If you enjoy this kind of trend forecasting, you might also be interested in seeing which colors are expected to dominate clothing stores this winter:

https://www.pantone.com/articles/fashion-color-trend-report/...

0_____0

I looked down and saw that my new trousers are, in fact, very close to a color that's in the forecast.

HarHarVeryFunny

The whole thesis that AGI will come about through advances in coding agents makes zero sense. This isn't a coding problem - it's first a matter of defining the goal ("AGI" means nothing), then considering architectures and learning algorithms, etc, capable of achieving it. What's needed isn't agentic coding ability but rather creativity and ability to design new learning algorithms that are not to be found in the training data.

Coding is the least problem, and I'd guess today's Claude Code, etc is well capable of doing the drudgework.

andy_ppp

I find this article quite poorly constructed. It does not even give a statement about the reasoning behind why Karpathy said getting to https://ai-2027.com is unlikely. It also does not clearly define what AI 2027 is?

The following paragraph is almost complete gibberish:

"For AI experts, Karpathy's view is a better counterargument to short timelines than ours. But for non-AI-experts, we think the practical considerations we raised are worth reflecting on with 6 more months of evidence. As forecasters, this is more of an "outside view" - regardless of how exactly AI improves, what problems might slow down an R&D-based takeoff scenario?"

Why would Karpathy's view be different for AI and non-AI-experts?

Did they use AI to write the article?

ddp26

Hi, author here, sorry I was unclear. This article does make more sense if you've listened to the Dwarkesh podcast linked, and read AI 2027 as was linked.

I realize now that it was presumptuous to assume people had done both of these things.

ddp26

And to actually answer your question:

> Why would Karpathy's view be different for AI and non-AI-experts?

For people who understand AI, they can engage with the substance of his claims, about reinforcement learning, continuous learning, and his points about the 9s of reliability.

For people who don't, the article suggests thinking about AI as some black-box technology, and asking questions about base rates: how long does adoption normally take? What do the companies developing the technology normally do?

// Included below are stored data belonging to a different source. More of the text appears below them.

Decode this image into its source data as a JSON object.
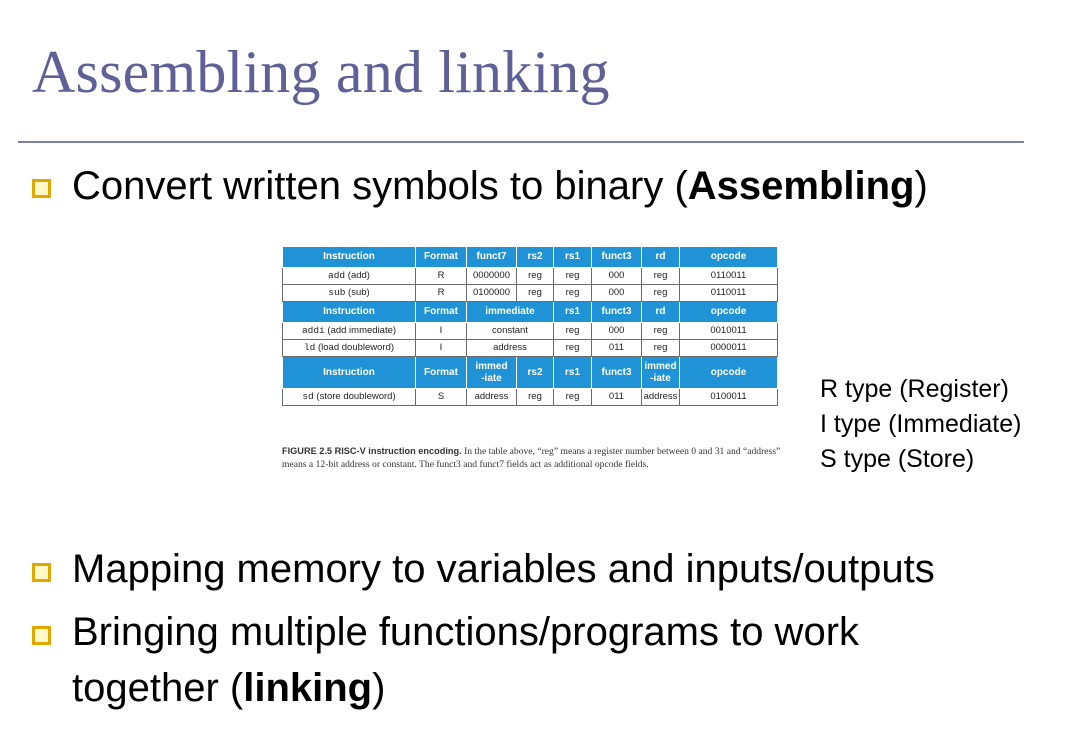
{
  "title": "Assembling and linking",
  "bullets": [
    {
      "pre": "Convert written symbols to binary (",
      "bold": "Assembling",
      "post": ")"
    },
    {
      "text": "Mapping memory to variables and inputs/outputs"
    },
    {
      "line1": "Bringing multiple functions/programs to work",
      "pre": "together (",
      "bold": "linking",
      "post": ")"
    }
  ],
  "figure": {
    "headers_r": [
      "Instruction",
      "Format",
      "funct7",
      "rs2",
      "rs1",
      "funct3",
      "rd",
      "opcode"
    ],
    "rows_r": [
      {
        "mnemonic": "add",
        "desc": "(add)",
        "cells": [
          "R",
          "0000000",
          "reg",
          "reg",
          "000",
          "reg",
          "0110011"
        ]
      },
      {
        "mnemonic": "sub",
        "desc": "(sub)",
        "cells": [
          "R",
          "0100000",
          "reg",
          "reg",
          "000",
          "reg",
          "0110011"
        ]
      }
    ],
    "headers_i": [
      "Instruction",
      "Format",
      "immediate",
      "rs1",
      "funct3",
      "rd",
      "opcode"
    ],
    "rows_i": [
      {
        "mnemonic": "addi",
        "desc": "(add immediate)",
        "cells": [
          "I",
          "constant",
          "reg",
          "000",
          "reg",
          "0010011"
        ]
      },
      {
        "mnemonic": "ld",
        "desc": "(load doubleword)",
        "cells": [
          "I",
          "address",
          "reg",
          "011",
          "reg",
          "0000011"
        ]
      }
    ],
    "headers_s": [
      "Instruction",
      "Format",
      "immed\n-iate",
      "rs2",
      "rs1",
      "funct3",
      "immed\n-iate",
      "opcode"
    ],
    "rows_s": [
      {
        "mnemonic": "sd",
        "desc": "(store doubleword)",
        "cells": [
          "S",
          "address",
          "reg",
          "reg",
          "011",
          "address",
          "0100011"
        ]
      }
    ],
    "caption_label": "FIGURE 2.5   RISC-V instruction encoding.",
    "caption_text": " In the table above, “reg” means a register number between 0 and 31 and “address” means a 12-bit address or constant. The funct3 and funct7 fields act as additional opcode fields."
  },
  "side_notes": [
    "R type (Register)",
    "I type (Immediate)",
    "S type (Store)"
  ],
  "colors": {
    "title": "#5f6096",
    "table_header": "#1f93d6",
    "bullet_border": "#e2a800"
  }
}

> It does not even give a statement about the reasoning behind why Karpathy said getting to https://ai-2027.com is unlikely.

That's the substance of the podcast, Karpathy justifies his views fairly well and at length.

> It also does not clearly define what AI 2027 is?

Dwarkesh covered AI 2027 when it came out, but for those who don't know, it's a deeply researched case of runaway AI that effectively destroys humanity in just 2-3 years after publication. This is what I mean by "short timelines".

runako

I hate to lean on credentialism and experience, I really do. But is Karpathy the only one of these who is a) an engineer and also b) over the age of 30?

Why are these relevant? Engineer, because we are talking about a set of technologies that are engineering projects. There is no substitute for hands-on experience in systems. And likely an engineer has taken at least one course that included some history of AI to give a sense of the time scales involved in getting from the perceptron to Sonnet 4.5.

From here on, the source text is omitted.